In the end, the JD/MBA combination was a perfect marriage for a rewarding career. And while Colleen is one to push herself to her limits, it's not a job she plans to leave any time soon. With a more recent happy marriage — her own, in December 2004 — and now a child due in March, she'll soon have the chance to test her talents in a whole new way.
BSBA Marketing '94
It's no surprise that Mark Strickling is passionate about The University of Arizona. It's a great school, he served as an Arizona Ambassador and was a member of the Student Success Committee while earning his marketing degree at Eller, and as an Arizona Wildcat and two-year letterman, he played on the kick-off return team when the Cats won the 1994 Fiesta Bowl. With his degree and outstanding memories, it's no problem for him to promote the UA as the regional director of The University of Arizona Alumni Association Phoenix office.
But then, promotion has always come naturally to Mark. "I am always marketing," he confides. "I found myself marketing in every job I ever had." In fact, for Mark, it's inescapable, and not just on the job: "When you wake up in the morning and get dressed, you're marketing yourself to the world. Everyone is a marketer."
While that may be true, it's undoubtedly true for Mark, whose first job out of college 11 years ago was working as the marketing coordinator for the El Con Mall in Tucson, handling public relations and organizing events. He later transferred the experience he gained there to the same role at the University of Phoenix.
Later, as an admissions counselor for the UA, he won the College Board's Ned Tibby Award for his recruiting finesse, and was characterized as "a walking billboard for the UA." Then, despite his Wildcat blood, he went to work for ASU — he assures us they always understood where his loyalties lay — working as an academic professional advisor and furthering his interests in personnel development.
While at ASU, Mark developed leadership seminars, motivating students with strategies for maximizing their potential. The spirit of that work is evident today in a new program he recently brought to the Regional Alumni Association, reaching out to "future alumni" through a program he's dubbed "Cycle of Success."
The idea is simple: Each year, the Alumni Association awards a number of scholarships with funds raised through alumni events, sales of alumni license plates, and other revenue streams. Mark's goal is to pair each of those scholarship recipients with an Alumni mentor working in the student's field of interest. Ideally, that mentor would not only be a sounding board and source of encouragement throughout the academic year, but also an internship sponsor in the summer. The idea was sparked by Mark's looking back on the mentoring and support he received as a student — part of what made his UA experience exceptional. "A lot of people helped me," he notes, "and it made me want to give back. My hope is that these students who are mentored will someday look back and want to do the same for someone else, serve as a mentor, give an internship, and further that Cycle of Success."

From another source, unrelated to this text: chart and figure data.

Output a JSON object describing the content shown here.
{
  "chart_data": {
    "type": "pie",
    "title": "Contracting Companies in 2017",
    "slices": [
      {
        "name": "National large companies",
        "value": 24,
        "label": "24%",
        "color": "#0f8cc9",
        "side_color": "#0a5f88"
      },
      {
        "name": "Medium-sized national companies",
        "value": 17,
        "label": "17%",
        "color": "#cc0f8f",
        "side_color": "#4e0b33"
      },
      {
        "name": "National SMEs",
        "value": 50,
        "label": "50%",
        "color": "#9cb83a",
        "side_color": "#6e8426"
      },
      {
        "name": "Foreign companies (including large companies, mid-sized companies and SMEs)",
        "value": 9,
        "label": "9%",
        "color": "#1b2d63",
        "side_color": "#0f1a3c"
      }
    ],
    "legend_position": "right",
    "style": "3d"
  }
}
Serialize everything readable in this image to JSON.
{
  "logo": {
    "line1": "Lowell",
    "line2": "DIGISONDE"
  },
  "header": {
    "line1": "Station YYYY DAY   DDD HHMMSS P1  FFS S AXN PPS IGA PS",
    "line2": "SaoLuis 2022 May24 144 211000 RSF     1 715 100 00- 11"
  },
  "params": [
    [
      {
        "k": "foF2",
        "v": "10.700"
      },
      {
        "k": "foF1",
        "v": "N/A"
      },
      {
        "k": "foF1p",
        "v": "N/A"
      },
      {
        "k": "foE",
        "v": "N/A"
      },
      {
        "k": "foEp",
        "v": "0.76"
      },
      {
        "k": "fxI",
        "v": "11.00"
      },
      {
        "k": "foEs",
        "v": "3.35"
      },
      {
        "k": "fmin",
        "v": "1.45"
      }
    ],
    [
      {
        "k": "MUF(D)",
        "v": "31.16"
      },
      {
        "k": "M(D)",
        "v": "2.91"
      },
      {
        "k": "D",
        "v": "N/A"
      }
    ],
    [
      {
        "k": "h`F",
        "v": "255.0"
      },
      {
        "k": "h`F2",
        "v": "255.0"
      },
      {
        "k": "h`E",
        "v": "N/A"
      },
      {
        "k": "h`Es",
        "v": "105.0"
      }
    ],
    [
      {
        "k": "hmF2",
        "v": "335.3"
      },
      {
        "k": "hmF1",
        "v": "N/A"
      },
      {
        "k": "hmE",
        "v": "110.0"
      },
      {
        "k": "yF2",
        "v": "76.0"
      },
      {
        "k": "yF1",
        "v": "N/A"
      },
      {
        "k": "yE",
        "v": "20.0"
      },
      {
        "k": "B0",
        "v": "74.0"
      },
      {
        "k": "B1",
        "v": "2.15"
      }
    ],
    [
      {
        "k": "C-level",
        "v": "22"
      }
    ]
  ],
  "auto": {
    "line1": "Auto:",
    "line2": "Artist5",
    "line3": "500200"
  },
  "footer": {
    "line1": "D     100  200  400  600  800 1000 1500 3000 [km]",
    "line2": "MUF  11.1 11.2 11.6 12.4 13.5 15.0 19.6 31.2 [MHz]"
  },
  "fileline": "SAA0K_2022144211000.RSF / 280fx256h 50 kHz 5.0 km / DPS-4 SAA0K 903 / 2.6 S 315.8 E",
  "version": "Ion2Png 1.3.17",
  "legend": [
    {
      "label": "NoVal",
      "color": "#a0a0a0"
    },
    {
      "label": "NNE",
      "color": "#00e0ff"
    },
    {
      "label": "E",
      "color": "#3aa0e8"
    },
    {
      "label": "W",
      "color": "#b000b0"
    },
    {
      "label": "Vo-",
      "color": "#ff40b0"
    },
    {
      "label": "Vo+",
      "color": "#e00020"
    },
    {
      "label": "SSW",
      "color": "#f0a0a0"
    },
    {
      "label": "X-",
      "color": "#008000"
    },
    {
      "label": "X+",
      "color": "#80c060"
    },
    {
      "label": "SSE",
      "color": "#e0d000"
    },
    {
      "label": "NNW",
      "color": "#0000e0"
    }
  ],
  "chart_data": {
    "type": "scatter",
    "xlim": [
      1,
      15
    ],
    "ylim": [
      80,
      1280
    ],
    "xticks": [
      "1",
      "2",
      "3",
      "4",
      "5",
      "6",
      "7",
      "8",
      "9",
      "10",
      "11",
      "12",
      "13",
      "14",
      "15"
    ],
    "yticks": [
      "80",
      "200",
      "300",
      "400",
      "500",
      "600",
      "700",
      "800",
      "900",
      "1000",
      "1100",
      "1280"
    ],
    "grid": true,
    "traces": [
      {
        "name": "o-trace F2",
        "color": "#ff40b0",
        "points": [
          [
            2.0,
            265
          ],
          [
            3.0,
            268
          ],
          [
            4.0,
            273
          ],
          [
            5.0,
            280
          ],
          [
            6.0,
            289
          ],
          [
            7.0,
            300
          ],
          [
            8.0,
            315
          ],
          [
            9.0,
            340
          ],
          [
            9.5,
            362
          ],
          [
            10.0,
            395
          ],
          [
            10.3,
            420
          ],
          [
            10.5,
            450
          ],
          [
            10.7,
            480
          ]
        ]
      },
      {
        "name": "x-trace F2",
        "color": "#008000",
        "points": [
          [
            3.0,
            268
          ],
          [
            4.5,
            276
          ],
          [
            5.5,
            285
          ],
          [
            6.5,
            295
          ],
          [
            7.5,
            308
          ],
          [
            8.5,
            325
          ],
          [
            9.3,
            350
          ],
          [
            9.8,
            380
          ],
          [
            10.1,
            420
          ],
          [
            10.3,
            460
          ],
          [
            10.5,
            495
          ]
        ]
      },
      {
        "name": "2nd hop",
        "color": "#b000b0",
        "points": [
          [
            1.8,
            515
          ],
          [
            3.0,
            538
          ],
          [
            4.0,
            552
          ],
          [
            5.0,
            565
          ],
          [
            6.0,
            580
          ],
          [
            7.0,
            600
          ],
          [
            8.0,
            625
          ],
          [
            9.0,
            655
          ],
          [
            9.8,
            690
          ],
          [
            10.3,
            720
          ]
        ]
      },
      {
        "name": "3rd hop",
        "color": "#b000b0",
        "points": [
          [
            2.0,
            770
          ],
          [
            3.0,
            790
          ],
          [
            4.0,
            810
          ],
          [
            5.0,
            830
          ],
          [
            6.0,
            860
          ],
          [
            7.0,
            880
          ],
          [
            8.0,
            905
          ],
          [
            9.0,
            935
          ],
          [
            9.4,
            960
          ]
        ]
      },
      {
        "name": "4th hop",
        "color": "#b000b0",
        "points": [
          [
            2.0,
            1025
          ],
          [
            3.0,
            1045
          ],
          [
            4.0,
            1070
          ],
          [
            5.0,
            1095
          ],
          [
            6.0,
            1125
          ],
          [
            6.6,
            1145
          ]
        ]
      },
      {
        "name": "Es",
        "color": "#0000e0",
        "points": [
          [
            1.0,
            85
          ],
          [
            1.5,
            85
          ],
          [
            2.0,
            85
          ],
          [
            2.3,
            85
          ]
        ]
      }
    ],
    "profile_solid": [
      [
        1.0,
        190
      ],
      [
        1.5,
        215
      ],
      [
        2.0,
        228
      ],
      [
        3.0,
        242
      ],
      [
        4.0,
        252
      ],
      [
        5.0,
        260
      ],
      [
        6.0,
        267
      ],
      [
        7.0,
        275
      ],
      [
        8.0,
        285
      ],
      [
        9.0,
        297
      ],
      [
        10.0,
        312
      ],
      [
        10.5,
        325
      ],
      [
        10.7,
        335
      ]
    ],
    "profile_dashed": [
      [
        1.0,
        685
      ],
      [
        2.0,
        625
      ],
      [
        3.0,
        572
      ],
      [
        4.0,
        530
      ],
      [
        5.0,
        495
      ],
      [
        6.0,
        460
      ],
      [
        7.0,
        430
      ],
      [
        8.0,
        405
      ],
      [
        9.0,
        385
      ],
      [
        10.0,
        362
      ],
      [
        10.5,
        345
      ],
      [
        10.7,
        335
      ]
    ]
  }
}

The program will pilot this year, and it's actually only one item on a long list of goals Mark has set for himself — everything from increasing Wildcat awareness throughout the region to finding new ways for alumni to be involved in campus activities. "It's all giving back," Mark says, "and that's what I love. That's where I want to use my energy and my passion." In his current role, Mark is well positioned to do just that, a situation he sums up in three simple words: "I'm loving it."